We begin the Seder by opening a door, Ha Lachma Anya, or inviting in the hungry, the needy, and the enslaved. We offer the matzah as part of that welcome—it is a beautiful message offered freely and inclusive to all. We read about the four sons, each representing a different type, a cross section of the Jewish nation. What links the four together, despite their very different personalities and levels of observance, is the fact that they are all an intrinsic part of the Jewish people. During Pesach, we celebrate with them, as they collectively join us at the Seder table.

Major General (Res.) Doron Almog, chairman of Jewish National Fund partner ALEH Negev-Nahalat Eran, writes:

“Memory is the most important definer of our essence. If we erase our memory, we cannot say who we are, what we are, and what we are doing in this world. In this sense, the axiom stated in the Passover Hagaddah, ’And you shall relate to your son on that day,’ is in actuality an existential command, ensuring our future from generation to generation by instilling an ethos of independence, the process of a nation’s transformation from a population of slaves to a people who dwell in security.”

But what if your son is the proverbial child who doesn’t know how to ask? Or, perhaps, like our son Eran, who was born with severe intellectual disabilities and never spoke, not even one word, in all of his 23-years? The Hagaddah’s answer is clear: ’Open up for him.’ You begin for him. It doesn’t say to be ashamed of him, or keep him separate, or distance him. The opposite is true. He sits with us on at the Seder table and he is an integral part of us. It is our responsibility to include even the most vulnerable, including those with the most severe disabilities in our world. We must open up for them the opportunity for hope.
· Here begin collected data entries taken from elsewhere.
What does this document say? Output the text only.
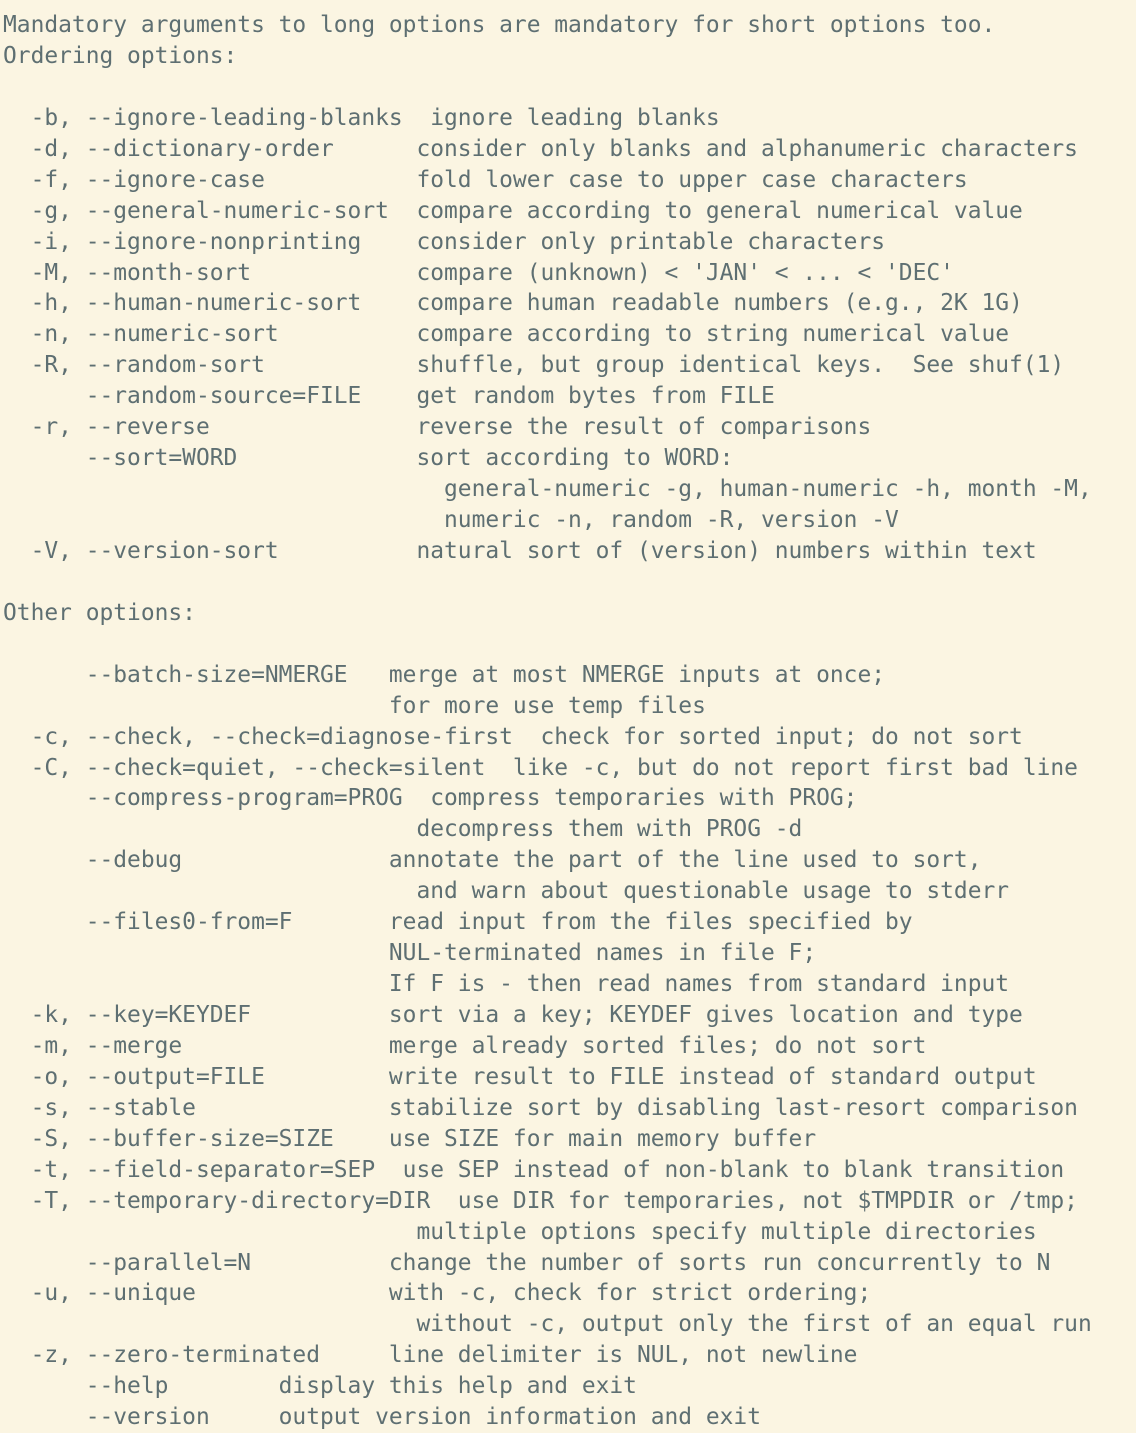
Mandatory arguments to long options are mandatory for short options too.
Ordering options:
-b, --ignore-leading-blanks  ignore leading blanks
-d, --dictionary-order      consider only blanks and alphanumeric characters
-f, --ignore-case           fold lower case to upper case characters
-g, --general-numeric-sort  compare according to general numerical value
-i, --ignore-nonprinting    consider only printable characters
-M, --month-sort            compare (unknown) < 'JAN' < ... < 'DEC'
-h, --human-numeric-sort    compare human readable numbers (e.g., 2K 1G)
-n, --numeric-sort          compare according to string numerical value
-R, --random-sort           shuffle, but group identical keys.  See shuf(1)
--random-source=FILE    get random bytes from FILE
-r, --reverse               reverse the result of comparisons
--sort=WORD             sort according to WORD:
general-numeric -g, human-numeric -h, month -M,
numeric -n, random -R, version -V
-V, --version-sort          natural sort of (version) numbers within text
Other options:
--batch-size=NMERGE   merge at most NMERGE inputs at once;
for more use temp files
-c, --check, --check=diagnose-first  check for sorted input; do not sort
-C, --check=quiet, --check=silent  like -c, but do not report first bad line
--compress-program=PROG  compress temporaries with PROG;
decompress them with PROG -d
--debug               annotate the part of the line used to sort,
and warn about questionable usage to stderr
--files0-from=F       read input from the files specified by
NUL-terminated names in file F;
If F is - then read names from standard input
-k, --key=KEYDEF          sort via a key; KEYDEF gives location and type
-m, --merge               merge already sorted files; do not sort
-o, --output=FILE         write result to FILE instead of standard output
-s, --stable              stabilize sort by disabling last-resort comparison
-S, --buffer-size=SIZE    use SIZE for main memory buffer
-t, --field-separator=SEP  use SEP instead of non-blank to blank transition
-T, --temporary-directory=DIR  use DIR for temporaries, not $TMPDIR or /tmp;
multiple options specify multiple directories
--parallel=N          change the number of sorts run concurrently to N
-u, --unique              with -c, check for strict ordering;
without -c, output only the first of an equal run
-z, --zero-terminated     line delimiter is NUL, not newline
--help        display this help and exit
--version     output version information and exit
The four sons the Torah speaks of – the smart son, the evil son, the simple son, and the one who doesn’t know how to ask – are metaphors for our entire nation, from the elderly to an infant: beginning with the smart one, with his great personal abilities; continuing to the evil one, always challenging the straight path; further to the simpleton, naïve and easily manipulated; and finally reaching the one who doesn’t know how to ask, who is totally dependent on our compassion. The one who doesn’t know how to ask personifies more than any of the others the lack of independence in which he finds himself. He relies on the dependency and compassion of others.

’You shall remember that you were slaves in the Land of Egypt,” is a commandment that repeatedly appears in the Bible. A central tool in the shaping of our heritage is remembering our original state of slavery and lack of independence. Stemming from this is the understanding that the very presence of the one who doesn’t know how to ask, his role in life, is to be the guiding light of our conscience. He is the one who reminds us of life’s priorities; he reminds of the value of our independence with which he was not blessed. He is the one who lets us know with his silent shout, ’Do not judge your friend until you stand in his place.’ He is the one whom it is easiest to bully, to discriminate against, and to deprive him of his rights. He is the one whose entire being is meant to bring us to the highest level of courage—the courage of giving honor and respect to every living creation. He is not able to do anything for himself, yet his very presence is a test of our humanity and our commitment to each other. He is the one who expresses more than any other the state of slavery; therefore, the more we do for him, the more we will be worthy of independence.

The more we do for him, the more inner strength we will have to show responsibility for each other. The more we do for him, the greater will be our love for humanity – the most powerful force to ensure our independence.

Rabbi Lord Jonathan Sacks, in his Pesach Haggadah, writes, “…What transforms the bread of oppression into the bread of freedom is the willingness to share it with others…” Being willing to share and include is also the first step in creating community buy-in and acceptance of those with disabilities, while freeing ourselves of that very human fear of difference. Breaking matzah together can ease the way toward reducing discomfort—over an evening replete with ice-breaking conversation and group activities.

An inclusive community is reminiscent of those first Seders in Egypt — doors open, tables set, bags packed — ready and hopeful for a community adventure all would experience together.

Our son has autism and he is always teaching us the meaning of unconditional love. Any child with disabilities has unique abilities and we should be focused on helping them, and most importantly, welcoming and bringing others like them to the Seder table with the rest of us.

I just came from Israel and there is a palpable sense of excitement within Jewish National Fund’s extended family in anticipation of the upcoming holiday, and the opportunities that are available for our children. Jewish National Fund’s work for individuals with disabilities and special needs in Israel, which I am privileged to lead, ensures that this child — and all of our children with disabilities — will have the same sense of belonging, of being part of the family, of being an integral part of the Jewish nation.

Yossi Kahana, a native-born Israeli, is the director of Jewish National Fund’s Task Force on Disabilities, an umbrella and coordinating body for the various JNF programs and partners for people with disabilities in Israel.